This article provides a brief overview of what Texas criminal records can be removed by an individual. The focus here is on eligibility; that is, what a person can seal, expunge, or non-disclose from their criminal history.
First, your attorney must understand your criminal history. Second, he must determine whether you were a juvenile or an adult when the offense occurred.
In common usage, a juvenile may mean 16 years old and under; 18 years old and under; or 21 years old and under. However, under Texas law, a juvenile is ten to sixteen years old. An adult is seventeen and older. Sealing of records governs clearing offenses that occurred as a juvenile. Expunction and non-disclosure are the two main mechanisms to clear an offense that occurred as an adult.
Expunction, non-disclosure, and sealing of records legally entitle a person to deny that the arrest occurred. All three remedies hide the record from the public.
Expunction, which is governed by Chapter 55 of the Code of Criminal Procedure, basically applies to cases that are dismissed without punishment; pardoned by the governor; or acquitted by a jury. Expunction also applies to a completed deferred adjudication on a Class C misdemeanor. Expunction is a right; if the person is eligible, a judge does not have discretion to deny an expunction. Expunction is the strongest remedy of the three mechanisms and results in a record being erased.
Non-disclosure applies to completed deferred adjudications on crimes punishable by jail time. Some misdemeanors can be non-disclosed immediately after completion of community supervision; some misdemeanors require a two year waiting period. Felonies require a five year waiting period. Some offenses like crimes involving family violence are not eligible for non-disclosure. A judge has discretion whether to grant or deny a non-disclosure. Non-disclosure results in a record being hidden from the public. However, the record is not destroyed and several entities designated by the legislature can see a non-disclosed record. Non-Disclosure is laid out in §411.081 of the Texas Government Code.
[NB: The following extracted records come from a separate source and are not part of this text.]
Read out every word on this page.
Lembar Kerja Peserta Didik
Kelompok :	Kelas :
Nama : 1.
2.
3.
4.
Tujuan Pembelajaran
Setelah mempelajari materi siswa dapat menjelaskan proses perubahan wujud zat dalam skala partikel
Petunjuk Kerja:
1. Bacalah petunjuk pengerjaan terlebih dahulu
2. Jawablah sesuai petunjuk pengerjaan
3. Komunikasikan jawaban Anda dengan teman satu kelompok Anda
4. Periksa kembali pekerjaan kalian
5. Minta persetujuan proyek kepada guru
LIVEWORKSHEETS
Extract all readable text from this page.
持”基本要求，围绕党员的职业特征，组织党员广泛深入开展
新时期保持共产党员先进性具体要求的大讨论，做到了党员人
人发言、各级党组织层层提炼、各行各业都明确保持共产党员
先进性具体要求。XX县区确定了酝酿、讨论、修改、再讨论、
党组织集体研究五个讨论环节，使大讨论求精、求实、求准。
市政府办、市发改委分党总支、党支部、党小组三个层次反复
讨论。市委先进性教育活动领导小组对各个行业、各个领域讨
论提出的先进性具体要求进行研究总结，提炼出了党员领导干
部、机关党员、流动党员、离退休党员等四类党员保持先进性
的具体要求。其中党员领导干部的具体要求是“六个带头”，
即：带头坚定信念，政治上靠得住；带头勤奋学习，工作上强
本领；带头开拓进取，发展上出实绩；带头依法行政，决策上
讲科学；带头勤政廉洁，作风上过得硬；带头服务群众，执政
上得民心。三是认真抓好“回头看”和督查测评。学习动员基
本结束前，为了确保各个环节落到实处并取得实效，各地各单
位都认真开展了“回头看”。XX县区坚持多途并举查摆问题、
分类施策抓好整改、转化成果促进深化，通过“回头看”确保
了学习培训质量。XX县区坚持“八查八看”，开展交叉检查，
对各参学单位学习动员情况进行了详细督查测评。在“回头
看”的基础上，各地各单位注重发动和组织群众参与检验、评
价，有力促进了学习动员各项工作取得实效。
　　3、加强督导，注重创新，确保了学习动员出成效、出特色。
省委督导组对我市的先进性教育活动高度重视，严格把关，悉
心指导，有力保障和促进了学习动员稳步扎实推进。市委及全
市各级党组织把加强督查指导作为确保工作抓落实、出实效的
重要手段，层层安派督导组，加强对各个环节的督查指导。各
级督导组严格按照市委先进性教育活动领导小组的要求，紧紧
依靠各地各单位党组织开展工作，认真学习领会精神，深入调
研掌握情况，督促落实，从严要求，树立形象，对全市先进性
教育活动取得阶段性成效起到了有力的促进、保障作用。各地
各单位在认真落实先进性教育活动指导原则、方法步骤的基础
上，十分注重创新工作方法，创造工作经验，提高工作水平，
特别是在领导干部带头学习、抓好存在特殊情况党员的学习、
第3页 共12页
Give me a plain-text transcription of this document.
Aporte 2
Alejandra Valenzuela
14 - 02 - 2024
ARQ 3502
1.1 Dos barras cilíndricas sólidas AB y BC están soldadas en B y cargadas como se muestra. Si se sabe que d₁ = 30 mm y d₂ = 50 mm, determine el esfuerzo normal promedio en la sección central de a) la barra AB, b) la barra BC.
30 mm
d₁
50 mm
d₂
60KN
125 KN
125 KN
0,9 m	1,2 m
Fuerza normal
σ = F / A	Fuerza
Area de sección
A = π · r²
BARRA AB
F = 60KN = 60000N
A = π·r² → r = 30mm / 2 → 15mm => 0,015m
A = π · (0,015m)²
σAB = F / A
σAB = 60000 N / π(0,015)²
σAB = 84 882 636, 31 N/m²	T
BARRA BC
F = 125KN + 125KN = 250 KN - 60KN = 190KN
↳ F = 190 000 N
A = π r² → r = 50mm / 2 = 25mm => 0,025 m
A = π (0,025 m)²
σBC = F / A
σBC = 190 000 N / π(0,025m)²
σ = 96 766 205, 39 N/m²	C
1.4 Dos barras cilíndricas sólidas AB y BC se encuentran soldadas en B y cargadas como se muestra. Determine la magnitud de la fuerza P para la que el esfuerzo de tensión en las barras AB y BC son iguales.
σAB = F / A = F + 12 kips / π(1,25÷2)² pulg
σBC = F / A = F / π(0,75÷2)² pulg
Sealing of records, found in § 58.003 of the Juvenile Justice Code, governs concealing a juvenile record. Sealing of records results in a juvenile record being sealed with the clerk of the court. It is not as strong as expunction but stronger than non-disclosure. Sealing of records is also available to more offenses and dispositions than expunction and nondisclosure. Thus, while an adult conviction can never be expunged or non-disclosed, many juvenile adjudications can be sealed.